The resulting set of sentences was evaluated by three annotators with a linguistic background, on a 6-point scale [0,5], ranging from clearly literal (0) to clearly non-literal (5) usage. The agreement among 3 annotators on all 6 categories is fair (Fleiss' kappa=0.36). A binary distinction based on the average sentence scores into literal (average=<2.4) and non-literal (average>=2.5) resulted in substantial agreement (kappa=0.73). The final dataset includes 1,490 sentences: 1,102 non-literal and 388 literal usages across 184 PVs with 120 different base verbs and 32 particle types.
- GERMAN-DOMAIN-NLIT (Schulte im Walde et al., 2018):
For a dataset to assess meaning components in German particle verbs, which frequently undergo meaning shifts, we collected base verb and particle verb sentences from 15 human participants across a specified set of 14 BV source and 12 PV target domains.
Three German native speakers annotated the 2,933/4,487 BV/PV sentences with ratings on a 6-point scale [0,5], ranging from clearly literal (0) to clearly non-literal (5) language. Dividing the scale into two disjunctive ranges [0,2] and [3,5] broke down the ratings into binary decisions. The agreement of the annotators was Fleiss' kappa=0.27 (full scale) and kappa=0.47 (binary).
Eleri Aedmaa, Maximilian Köper, Sabine Schulte im Walde (2018)
Combining Abstractness and Language-specific Theoretical Indicators for Detecting Non-Literal Usage of Estonian Particle Verbs
In: Proceedings of the NAACL 2018 Student Research Workshop (NAACL-SRW). New Orleans, LA.

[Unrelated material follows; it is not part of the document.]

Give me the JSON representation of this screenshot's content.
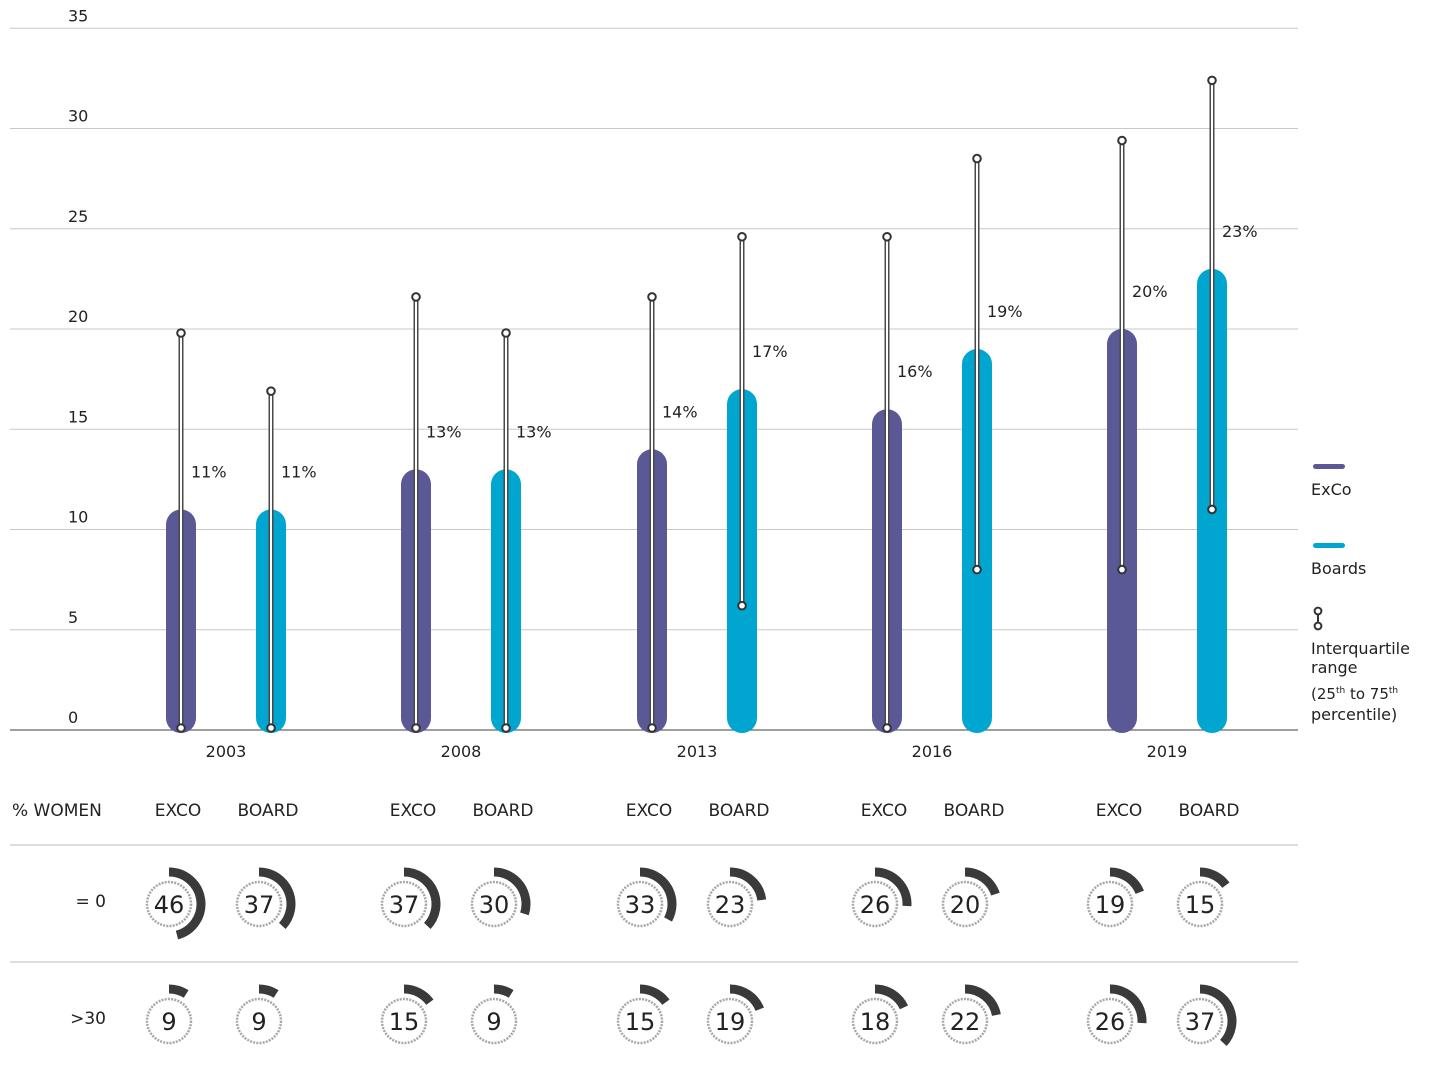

Maximilian Köper, Sabine Schulte im Walde (2016)
Distinguishing Literal and Non-Literal Usage of German Particle Verbs
In: Proceedings of the 15th Annual Conference of the North American Chapter of the Association for Computational Linguistics: Human Language Technologies (NAACL-HLT). San Diego, CA.
Sabine Schulte im Walde, Maximilian Köper, Sylvia Springorum (2018)
Assessing Meaning Components in German Complex Verbs: A Collection of Source-Target Domains and Directionality
In: Proceedings of the 7th Joint Conference on Lexical and Computational Semantics (*SEM). New Orleans, LA.